Three‐Dimensional Covalent Thiazolo[5,4‐d]thiazole Frameworks with sur‐a Topology for Coupling Photoactivation of Oxygen and Biomass
Tao Yang, Fantao Kong, Min Li, Aiguo Kong, Xiangzhi Cui, Jianlin Shi
Abstract
Abstract Developing new topological three‐dimensional (3D) covalent organic framework (COF) structures with strong electron donor–acceptor (D–A) properties represents a promising approach for harvesting high‐performance photocatalysts. In this study, we developed two unprecedented 3D COFs with sur‐a topology by [3 + 2 + 4]‐c strategy. The formation of sur‐a topological structures relies on an elongated [3 + 2]‐c tetrahedral thiazolo[5,4‐d]thiazole (DTZ)‐based building block (DTZ‐CHO) with lower C 2 ‐symmetry. This unit is formed by inserting linear asymmetric DTZ subunit (2‐c vertex) between two 3‐c vertices. The incorporation of strong DTZ‐pyrene/vinyl electron D–A structures efficiently promote exciton separation and charge transfer during photocatalysis, thereby demonstrating high‐efficiency coupling photoactivation performance toward oxygen and biomass.
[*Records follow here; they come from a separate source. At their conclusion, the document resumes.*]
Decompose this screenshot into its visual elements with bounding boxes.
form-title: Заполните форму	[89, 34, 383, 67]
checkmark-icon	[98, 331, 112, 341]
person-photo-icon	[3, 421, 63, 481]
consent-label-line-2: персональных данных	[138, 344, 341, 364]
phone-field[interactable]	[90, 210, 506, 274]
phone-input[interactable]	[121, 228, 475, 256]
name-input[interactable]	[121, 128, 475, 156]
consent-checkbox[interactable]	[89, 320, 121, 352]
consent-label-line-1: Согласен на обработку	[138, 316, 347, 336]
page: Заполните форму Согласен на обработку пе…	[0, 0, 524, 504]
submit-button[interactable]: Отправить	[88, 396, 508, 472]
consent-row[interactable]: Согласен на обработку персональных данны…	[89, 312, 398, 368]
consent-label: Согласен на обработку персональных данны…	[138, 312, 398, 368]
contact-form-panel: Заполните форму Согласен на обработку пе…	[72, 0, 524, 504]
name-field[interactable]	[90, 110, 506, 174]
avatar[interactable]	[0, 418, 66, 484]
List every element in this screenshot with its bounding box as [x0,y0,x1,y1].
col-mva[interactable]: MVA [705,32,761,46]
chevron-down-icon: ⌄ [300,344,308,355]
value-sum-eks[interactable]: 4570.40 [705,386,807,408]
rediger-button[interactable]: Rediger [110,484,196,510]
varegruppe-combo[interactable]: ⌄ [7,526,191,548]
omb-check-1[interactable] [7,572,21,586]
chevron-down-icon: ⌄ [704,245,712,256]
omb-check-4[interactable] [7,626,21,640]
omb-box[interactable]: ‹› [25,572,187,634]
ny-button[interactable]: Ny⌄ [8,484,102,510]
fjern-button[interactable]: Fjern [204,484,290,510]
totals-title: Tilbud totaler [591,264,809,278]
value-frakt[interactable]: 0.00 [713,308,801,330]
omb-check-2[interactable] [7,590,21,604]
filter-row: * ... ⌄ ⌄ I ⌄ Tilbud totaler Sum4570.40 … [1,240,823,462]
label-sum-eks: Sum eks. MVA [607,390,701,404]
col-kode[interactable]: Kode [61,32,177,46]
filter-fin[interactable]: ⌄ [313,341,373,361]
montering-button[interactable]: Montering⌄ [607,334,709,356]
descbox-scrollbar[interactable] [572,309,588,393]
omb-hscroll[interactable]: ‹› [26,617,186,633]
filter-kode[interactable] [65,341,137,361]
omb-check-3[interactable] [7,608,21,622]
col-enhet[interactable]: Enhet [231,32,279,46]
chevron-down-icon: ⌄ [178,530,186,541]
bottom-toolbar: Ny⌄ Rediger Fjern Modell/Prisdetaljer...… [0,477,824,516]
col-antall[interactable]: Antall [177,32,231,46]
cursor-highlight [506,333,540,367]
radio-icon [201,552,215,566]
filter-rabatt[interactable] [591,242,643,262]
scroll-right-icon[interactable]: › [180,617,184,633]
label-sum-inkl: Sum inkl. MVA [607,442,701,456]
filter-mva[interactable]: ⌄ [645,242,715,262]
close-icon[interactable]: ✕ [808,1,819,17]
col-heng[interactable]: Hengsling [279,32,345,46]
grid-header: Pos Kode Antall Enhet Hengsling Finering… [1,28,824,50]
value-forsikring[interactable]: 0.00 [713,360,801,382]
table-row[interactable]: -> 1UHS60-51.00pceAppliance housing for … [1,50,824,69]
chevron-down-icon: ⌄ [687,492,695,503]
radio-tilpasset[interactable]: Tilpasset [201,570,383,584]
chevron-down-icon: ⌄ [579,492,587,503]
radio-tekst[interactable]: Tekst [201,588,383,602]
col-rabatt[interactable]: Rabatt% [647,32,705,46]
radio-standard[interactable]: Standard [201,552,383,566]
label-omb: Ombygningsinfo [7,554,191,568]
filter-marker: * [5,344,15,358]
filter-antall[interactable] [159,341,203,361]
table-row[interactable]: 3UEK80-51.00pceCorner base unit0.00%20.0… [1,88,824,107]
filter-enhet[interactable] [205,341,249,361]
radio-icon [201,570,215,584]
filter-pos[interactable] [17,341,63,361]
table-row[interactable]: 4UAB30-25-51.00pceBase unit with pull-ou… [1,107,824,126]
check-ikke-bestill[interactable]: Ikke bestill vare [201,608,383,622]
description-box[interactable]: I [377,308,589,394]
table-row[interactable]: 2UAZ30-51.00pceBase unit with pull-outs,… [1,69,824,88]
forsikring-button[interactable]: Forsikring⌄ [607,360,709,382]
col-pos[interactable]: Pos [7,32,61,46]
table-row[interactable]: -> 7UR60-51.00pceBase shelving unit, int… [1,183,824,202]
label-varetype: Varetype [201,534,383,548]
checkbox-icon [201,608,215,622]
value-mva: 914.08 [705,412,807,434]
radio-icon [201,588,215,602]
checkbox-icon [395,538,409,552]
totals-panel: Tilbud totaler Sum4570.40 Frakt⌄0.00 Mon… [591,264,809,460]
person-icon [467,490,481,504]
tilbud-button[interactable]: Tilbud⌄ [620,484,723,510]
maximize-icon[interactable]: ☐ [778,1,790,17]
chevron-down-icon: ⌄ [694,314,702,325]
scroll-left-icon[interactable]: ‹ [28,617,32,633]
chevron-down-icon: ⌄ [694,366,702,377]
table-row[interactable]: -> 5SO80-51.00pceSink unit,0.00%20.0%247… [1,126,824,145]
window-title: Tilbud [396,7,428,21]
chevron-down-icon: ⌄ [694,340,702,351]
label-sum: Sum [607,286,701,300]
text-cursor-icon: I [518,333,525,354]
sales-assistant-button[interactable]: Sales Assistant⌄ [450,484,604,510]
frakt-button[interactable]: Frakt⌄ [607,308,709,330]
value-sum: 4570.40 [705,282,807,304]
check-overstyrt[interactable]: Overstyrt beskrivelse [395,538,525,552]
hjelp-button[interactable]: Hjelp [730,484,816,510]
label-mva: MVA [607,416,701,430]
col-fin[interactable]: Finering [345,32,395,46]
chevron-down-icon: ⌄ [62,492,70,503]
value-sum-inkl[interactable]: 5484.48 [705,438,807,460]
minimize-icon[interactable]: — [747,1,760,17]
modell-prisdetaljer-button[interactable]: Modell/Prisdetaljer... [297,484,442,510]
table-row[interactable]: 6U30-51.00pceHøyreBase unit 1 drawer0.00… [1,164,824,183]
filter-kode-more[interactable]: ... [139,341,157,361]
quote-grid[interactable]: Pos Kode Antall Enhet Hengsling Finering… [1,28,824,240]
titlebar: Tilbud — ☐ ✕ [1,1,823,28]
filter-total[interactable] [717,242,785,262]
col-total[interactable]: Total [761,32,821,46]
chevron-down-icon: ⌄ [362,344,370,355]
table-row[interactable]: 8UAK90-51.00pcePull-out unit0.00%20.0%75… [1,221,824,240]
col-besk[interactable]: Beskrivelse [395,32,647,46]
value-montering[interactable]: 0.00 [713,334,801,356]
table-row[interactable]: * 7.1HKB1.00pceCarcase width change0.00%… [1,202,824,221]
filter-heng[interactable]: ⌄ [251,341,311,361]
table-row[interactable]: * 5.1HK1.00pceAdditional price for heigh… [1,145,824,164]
It delivers a hydrogen peroxide photosynthesis rate of ∼12 092 µmol g −1 h −1 based on four‐step direct Yeager‐type oxygen photoreduction mechanism on DTZ active centers, pairing with efficient 5‐hydroxymethylfurfural photooxidation (∼10 264 µmol g −1 h −1 ). This work highlights the potential of topologically unique 3D COFs with robust D‐A structures as high‐efficiency photocatalysts for artificial photosynthesis.